Спасти Элвиса - Веркин Эдуард - Страница 9
- Предыдущая
- 9/23
- Следующая
– Я могу сыграть глухонемого, – вставил Питер. – Я по-английски умею...
– Точно! – воскликнула Тоска. – Глухонемого фаната Элвиса может Питер сыграть! Так даже достовернее будет – глухонемой со знанием английского...
Какое, однако, взаимопонимание...
– Питер не пойдет, – остановил я.
– Почему это?! – возмутилась Тоска. – Значит, Жмуркин может изображать глухонемого американца, а настоящий американец глухонемого американца изобразить не может?!

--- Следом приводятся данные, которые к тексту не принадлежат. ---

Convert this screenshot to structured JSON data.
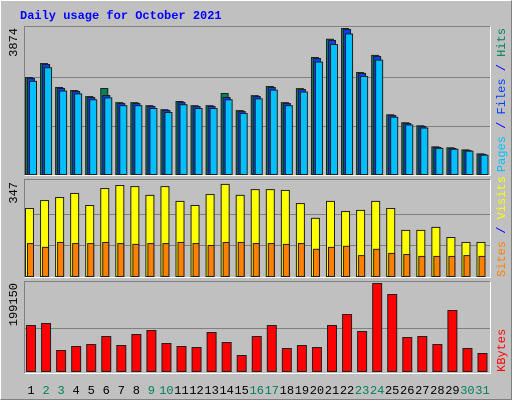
{
  "title": "Daily usage for October 2021",
  "legend_separator": " / ",
  "chart_data": [
    {
      "type": "bar",
      "ylim": [
        0,
        3874
      ],
      "series": [
        {
          "name": "Pages",
          "color": "#00C0FF",
          "values": [
            2480,
            2840,
            2225,
            2150,
            1995,
            2045,
            1840,
            1840,
            1765,
            1660,
            1865,
            1765,
            1765,
            1995,
            1635,
            2020,
            2250,
            1840,
            2200,
            2990,
            3450,
            3730,
            2610,
            3040,
            1535,
            1330,
            1250,
            715,
            690,
            640,
            535
          ]
        },
        {
          "name": "Files",
          "color": "#0040FF",
          "values": [
            2556,
            2925,
            2293,
            2214,
            2056,
            2108,
            1897,
            1897,
            1818,
            1713,
            1924,
            1818,
            1818,
            2056,
            1687,
            2082,
            2319,
            1897,
            2266,
            3083,
            3558,
            3848,
            2688,
            3136,
            1581,
            1370,
            1291,
            738,
            712,
            659,
            553
          ]
        },
        {
          "name": "Hits",
          "color": "#00805C",
          "values": [
            2580,
            2950,
            2320,
            2240,
            2080,
            2293,
            1920,
            1920,
            1840,
            1735,
            1950,
            1840,
            1840,
            2161,
            1710,
            2105,
            2345,
            1920,
            2290,
            3110,
            3590,
            3874,
            2715,
            3165,
            1600,
            1390,
            1310,
            755,
            730,
            675,
            570
          ]
        }
      ]
    },
    {
      "type": "bar",
      "ylim": [
        0,
        347
      ],
      "series": [
        {
          "name": "Sites",
          "color": "#FF8000",
          "values": [
            124,
            110,
            128,
            124,
            124,
            128,
            124,
            121,
            124,
            124,
            128,
            124,
            117,
            128,
            128,
            124,
            124,
            121,
            124,
            103,
            110,
            114,
            80,
            103,
            88,
            84,
            77,
            77,
            77,
            80,
            77
          ]
        },
        {
          "name": "Visits",
          "color": "#FFFF00",
          "values": [
            252,
            281,
            292,
            307,
            263,
            325,
            336,
            332,
            300,
            332,
            278,
            263,
            303,
            340,
            300,
            321,
            321,
            318,
            270,
            216,
            278,
            241,
            245,
            278,
            252,
            172,
            172,
            183,
            146,
            128,
            128
          ]
        }
      ]
    },
    {
      "type": "bar",
      "ylim": [
        0,
        199150
      ],
      "categories": [
        1,
        2,
        3,
        4,
        5,
        6,
        7,
        8,
        9,
        10,
        11,
        12,
        13,
        14,
        15,
        16,
        17,
        18,
        19,
        20,
        21,
        22,
        23,
        24,
        25,
        26,
        27,
        28,
        29,
        30,
        31
      ],
      "category_colors": [
        "#000000",
        "#00805C",
        "#00805C",
        "#000000",
        "#000000",
        "#000000",
        "#000000",
        "#000000",
        "#00805C",
        "#00805C",
        "#000000",
        "#000000",
        "#000000",
        "#000000",
        "#000000",
        "#00805C",
        "#00805C",
        "#000000",
        "#000000",
        "#000000",
        "#000000",
        "#000000",
        "#00805C",
        "#00805C",
        "#000000",
        "#000000",
        "#000000",
        "#000000",
        "#000000",
        "#00805C",
        "#00805C"
      ],
      "series": [
        {
          "name": "KBytes",
          "color": "#FF0000",
          "values": [
            105170,
            109645,
            49228,
            58179,
            62654,
            80555,
            60416,
            85030,
            93980,
            64892,
            58179,
            55941,
            89506,
            67129,
            38040,
            80555,
            105170,
            53703,
            60416,
            55941,
            105170,
            129783,
            91743,
            199150,
            174537,
            78317,
            80555,
            62654,
            138733,
            53703,
            42515
          ]
        }
      ]
    }
  ]
}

– Хорошо-хорошо, – успокаивающе сказал я. – Питер может сыграть глухонемого элвисомана. Пусть. Как это будет выглядеть?
– Как-как – так.
– А поподробнее? Расскажи.
– Хорошо, расскажу. Мы приходим к этим типам, начинаем им гнать про то, что Питер... ну, тут понятно, есть без Элвиса не может. Мы отвлекаем их внимание, они выходят из помещения...
– А если они не выходят? – спросил я.
– Как?
– Ну так. Или если выходит только один, а трое остаются. Или четверо остаются? Что ты будешь делать?
– Я... – Тоска замолчала.
– Ну?
– Я...
– Вот именно поэтому нам и нужен Жмуркин. У Жмуркина есть Снежок. Это кавказская овчарка, – пояснил я Питеру. – Чрезвычайно умный пес.
Питер поежился. Видимо, кавказских овчарок он не очень жаловал. Интересно, у них там в Оклахоме есть кавказские овчарки?
– Снежок почует Элвиса за километр, – рассказывал я. – И если он спрятан в обиталище этих элвисистов, Снежок нам покажет. Все просто. Так что вызываем Жмуркина. Хотя... Хотя лучше отправимся к нему сами. Или опять есть возражения?
– Нет, – сказала Тоска.
– Нет, – сказал Питер.
И мы отправились к Жмуркину. На автобусе.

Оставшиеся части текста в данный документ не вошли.